Some scholars have proposed the decision theoretic approach modeled on the cases of factual risk that recommends taking the subjective probabilities of various outcomes and combining them with the values we attach to the outcomes (Lockart 2000, Ross 2006). Applied in the face of normative uncertainty, we ought (although the very nature of this normative ought is contested, whether it is rational or moral ought, see Weatherson 2014) to evaluate the subjective probabilities of different doctrines (e.g. about the moral status of early human embryos) and combine them with the disvalues attached by these doctrines to the destruction of embryos and/or social benefits of this kind of research.

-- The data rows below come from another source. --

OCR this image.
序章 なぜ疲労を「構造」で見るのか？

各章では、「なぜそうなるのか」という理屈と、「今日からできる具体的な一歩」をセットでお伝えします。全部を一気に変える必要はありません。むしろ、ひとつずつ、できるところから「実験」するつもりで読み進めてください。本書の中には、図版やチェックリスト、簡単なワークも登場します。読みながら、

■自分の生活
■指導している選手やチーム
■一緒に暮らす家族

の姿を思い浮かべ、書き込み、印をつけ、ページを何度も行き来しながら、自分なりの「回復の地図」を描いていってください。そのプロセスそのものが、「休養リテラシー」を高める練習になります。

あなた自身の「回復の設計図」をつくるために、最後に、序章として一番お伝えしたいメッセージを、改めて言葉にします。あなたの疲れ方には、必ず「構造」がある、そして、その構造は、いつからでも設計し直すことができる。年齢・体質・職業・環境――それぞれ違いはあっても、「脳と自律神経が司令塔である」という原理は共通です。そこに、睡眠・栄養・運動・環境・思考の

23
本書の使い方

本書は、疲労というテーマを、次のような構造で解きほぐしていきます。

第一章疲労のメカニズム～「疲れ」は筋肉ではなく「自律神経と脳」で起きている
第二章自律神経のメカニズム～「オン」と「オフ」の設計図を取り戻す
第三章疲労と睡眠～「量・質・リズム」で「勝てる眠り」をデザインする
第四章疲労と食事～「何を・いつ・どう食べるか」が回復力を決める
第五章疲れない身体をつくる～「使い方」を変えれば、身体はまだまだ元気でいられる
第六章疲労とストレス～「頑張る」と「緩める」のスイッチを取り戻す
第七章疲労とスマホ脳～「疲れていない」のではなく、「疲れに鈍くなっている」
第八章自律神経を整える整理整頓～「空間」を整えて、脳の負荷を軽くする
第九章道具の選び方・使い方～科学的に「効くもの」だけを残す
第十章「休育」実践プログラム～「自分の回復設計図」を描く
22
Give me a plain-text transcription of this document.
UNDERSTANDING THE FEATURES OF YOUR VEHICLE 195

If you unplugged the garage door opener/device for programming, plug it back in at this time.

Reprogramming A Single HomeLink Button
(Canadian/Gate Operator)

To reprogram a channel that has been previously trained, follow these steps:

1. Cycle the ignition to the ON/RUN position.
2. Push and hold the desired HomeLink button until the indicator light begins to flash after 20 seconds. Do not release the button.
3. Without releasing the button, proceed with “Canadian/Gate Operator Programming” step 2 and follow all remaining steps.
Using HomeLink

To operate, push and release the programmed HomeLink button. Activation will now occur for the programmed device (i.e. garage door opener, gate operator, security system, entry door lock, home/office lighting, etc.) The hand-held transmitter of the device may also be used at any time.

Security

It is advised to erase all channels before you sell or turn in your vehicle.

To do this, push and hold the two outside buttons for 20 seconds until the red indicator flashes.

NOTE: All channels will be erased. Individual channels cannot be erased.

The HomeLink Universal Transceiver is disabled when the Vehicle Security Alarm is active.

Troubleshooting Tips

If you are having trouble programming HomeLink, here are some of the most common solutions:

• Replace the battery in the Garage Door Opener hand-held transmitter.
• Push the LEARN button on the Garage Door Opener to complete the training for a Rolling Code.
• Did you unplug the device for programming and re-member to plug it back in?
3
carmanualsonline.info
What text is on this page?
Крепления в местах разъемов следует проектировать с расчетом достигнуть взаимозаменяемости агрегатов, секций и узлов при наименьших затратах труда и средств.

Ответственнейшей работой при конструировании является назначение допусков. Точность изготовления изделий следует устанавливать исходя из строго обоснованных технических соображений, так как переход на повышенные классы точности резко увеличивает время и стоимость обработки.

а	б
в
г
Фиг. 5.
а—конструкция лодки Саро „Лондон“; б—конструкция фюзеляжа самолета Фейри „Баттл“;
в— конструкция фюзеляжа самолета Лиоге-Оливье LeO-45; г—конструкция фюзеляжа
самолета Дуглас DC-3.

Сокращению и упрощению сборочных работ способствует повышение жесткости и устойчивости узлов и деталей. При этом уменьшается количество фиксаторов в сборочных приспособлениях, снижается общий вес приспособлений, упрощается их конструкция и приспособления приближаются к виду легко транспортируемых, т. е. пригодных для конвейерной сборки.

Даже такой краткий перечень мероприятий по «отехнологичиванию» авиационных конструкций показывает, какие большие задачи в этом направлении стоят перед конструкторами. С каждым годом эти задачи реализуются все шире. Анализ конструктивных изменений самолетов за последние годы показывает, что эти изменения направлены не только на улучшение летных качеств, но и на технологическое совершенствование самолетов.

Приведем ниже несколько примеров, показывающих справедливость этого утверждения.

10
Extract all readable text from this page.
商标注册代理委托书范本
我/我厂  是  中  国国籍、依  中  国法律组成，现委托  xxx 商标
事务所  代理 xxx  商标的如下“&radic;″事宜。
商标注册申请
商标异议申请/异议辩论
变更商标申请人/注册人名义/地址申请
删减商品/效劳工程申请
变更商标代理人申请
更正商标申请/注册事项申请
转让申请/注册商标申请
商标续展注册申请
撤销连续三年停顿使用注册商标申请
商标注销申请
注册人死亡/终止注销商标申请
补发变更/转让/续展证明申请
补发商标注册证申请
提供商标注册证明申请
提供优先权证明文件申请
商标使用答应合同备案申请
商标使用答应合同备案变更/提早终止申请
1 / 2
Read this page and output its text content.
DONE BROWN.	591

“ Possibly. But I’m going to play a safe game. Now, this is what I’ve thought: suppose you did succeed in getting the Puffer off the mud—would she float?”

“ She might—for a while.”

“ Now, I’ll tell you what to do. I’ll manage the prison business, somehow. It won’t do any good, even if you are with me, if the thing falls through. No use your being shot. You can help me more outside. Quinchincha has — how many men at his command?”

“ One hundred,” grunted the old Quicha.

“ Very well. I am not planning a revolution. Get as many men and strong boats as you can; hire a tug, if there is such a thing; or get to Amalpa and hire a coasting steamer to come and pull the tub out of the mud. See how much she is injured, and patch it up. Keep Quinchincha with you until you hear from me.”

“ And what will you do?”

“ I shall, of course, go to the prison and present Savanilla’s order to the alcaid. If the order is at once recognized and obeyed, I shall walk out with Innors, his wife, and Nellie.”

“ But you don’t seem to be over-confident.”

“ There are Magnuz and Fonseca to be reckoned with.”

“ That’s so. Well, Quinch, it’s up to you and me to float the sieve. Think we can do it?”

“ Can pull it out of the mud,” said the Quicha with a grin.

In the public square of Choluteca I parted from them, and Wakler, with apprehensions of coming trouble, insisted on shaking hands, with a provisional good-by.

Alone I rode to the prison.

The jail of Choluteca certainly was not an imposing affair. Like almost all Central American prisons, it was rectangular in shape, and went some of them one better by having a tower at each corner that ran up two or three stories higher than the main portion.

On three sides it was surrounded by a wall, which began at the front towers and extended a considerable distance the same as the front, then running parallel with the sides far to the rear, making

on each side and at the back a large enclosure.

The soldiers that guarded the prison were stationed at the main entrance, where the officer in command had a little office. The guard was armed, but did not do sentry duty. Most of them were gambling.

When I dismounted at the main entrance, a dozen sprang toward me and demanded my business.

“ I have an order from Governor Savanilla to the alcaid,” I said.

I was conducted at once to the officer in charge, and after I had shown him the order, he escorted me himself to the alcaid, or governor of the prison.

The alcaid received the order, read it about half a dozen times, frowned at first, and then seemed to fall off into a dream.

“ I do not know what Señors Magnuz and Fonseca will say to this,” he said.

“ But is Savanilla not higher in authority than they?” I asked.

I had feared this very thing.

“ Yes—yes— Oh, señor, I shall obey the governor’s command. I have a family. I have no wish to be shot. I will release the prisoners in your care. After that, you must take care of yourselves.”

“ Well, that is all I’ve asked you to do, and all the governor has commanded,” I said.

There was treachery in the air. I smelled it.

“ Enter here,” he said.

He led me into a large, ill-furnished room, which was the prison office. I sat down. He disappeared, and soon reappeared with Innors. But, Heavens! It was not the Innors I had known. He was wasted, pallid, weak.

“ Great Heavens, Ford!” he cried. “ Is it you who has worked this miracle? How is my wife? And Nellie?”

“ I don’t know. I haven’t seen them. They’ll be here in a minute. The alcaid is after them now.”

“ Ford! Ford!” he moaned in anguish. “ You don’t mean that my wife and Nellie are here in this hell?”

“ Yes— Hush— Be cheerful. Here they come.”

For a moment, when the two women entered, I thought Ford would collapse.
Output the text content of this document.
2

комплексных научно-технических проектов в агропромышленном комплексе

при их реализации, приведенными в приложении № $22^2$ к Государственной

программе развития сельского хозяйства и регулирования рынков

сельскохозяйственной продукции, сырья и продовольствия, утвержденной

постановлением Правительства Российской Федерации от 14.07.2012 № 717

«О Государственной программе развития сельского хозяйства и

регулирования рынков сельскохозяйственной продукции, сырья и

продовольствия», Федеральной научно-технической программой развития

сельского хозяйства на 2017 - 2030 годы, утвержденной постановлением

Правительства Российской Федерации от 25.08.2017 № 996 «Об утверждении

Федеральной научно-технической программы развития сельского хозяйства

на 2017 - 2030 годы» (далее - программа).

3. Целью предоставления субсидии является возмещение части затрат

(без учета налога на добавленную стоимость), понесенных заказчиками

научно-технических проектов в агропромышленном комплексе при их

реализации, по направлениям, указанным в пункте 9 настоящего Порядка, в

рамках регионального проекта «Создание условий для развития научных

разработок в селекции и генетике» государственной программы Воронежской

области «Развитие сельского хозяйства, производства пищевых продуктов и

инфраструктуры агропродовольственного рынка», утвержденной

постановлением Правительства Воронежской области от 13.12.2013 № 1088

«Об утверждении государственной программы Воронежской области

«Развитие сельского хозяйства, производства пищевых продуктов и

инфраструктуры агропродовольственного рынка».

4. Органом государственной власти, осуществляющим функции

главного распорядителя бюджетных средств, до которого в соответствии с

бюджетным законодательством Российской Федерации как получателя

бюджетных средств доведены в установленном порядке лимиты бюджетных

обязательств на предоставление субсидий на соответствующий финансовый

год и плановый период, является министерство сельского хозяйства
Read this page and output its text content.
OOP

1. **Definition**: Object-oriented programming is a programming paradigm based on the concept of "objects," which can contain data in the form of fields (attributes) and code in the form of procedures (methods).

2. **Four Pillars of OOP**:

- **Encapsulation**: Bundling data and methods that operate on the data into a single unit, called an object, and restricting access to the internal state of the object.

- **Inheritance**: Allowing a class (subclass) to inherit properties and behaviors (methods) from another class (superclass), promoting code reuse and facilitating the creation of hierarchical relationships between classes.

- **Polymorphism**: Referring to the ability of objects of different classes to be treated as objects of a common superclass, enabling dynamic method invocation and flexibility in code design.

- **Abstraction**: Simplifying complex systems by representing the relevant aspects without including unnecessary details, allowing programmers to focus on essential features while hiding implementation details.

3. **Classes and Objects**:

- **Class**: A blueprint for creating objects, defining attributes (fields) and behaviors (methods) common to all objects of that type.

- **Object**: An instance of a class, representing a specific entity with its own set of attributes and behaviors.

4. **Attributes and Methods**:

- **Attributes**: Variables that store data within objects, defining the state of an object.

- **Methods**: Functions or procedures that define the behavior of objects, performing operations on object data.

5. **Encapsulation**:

Nevertheless, these decision theoretic approaches met with serious objections (e.g. the problem of inter-theoretical comparisons of moral values, see: Sepielli 2013) and this is why some authors have proposed that a morally conscientious agent should choose an option that is permitted by the most credible moral position (Gustafsson, Torpman 2014; see also propositions to treat normative uncertainty as a voting problem, MacAskill 2016).
The main aim of this subproject that could be conducted during my research stay at the Brocher Foundation is to analyze different kinds of factual, but mainly normative uncertainties related to the latest advances in aspects of biomedicine (that have not yet been understood properly), to investigate how different kinds of uncertainties may influence regulatory decisions, to identify cognitive barriers that distort normative judgments, to search for reliable methods of reasoning that deal with normative uncertainties, to reveal the possible implications of these decision methods under normative uncertainty for bioethics.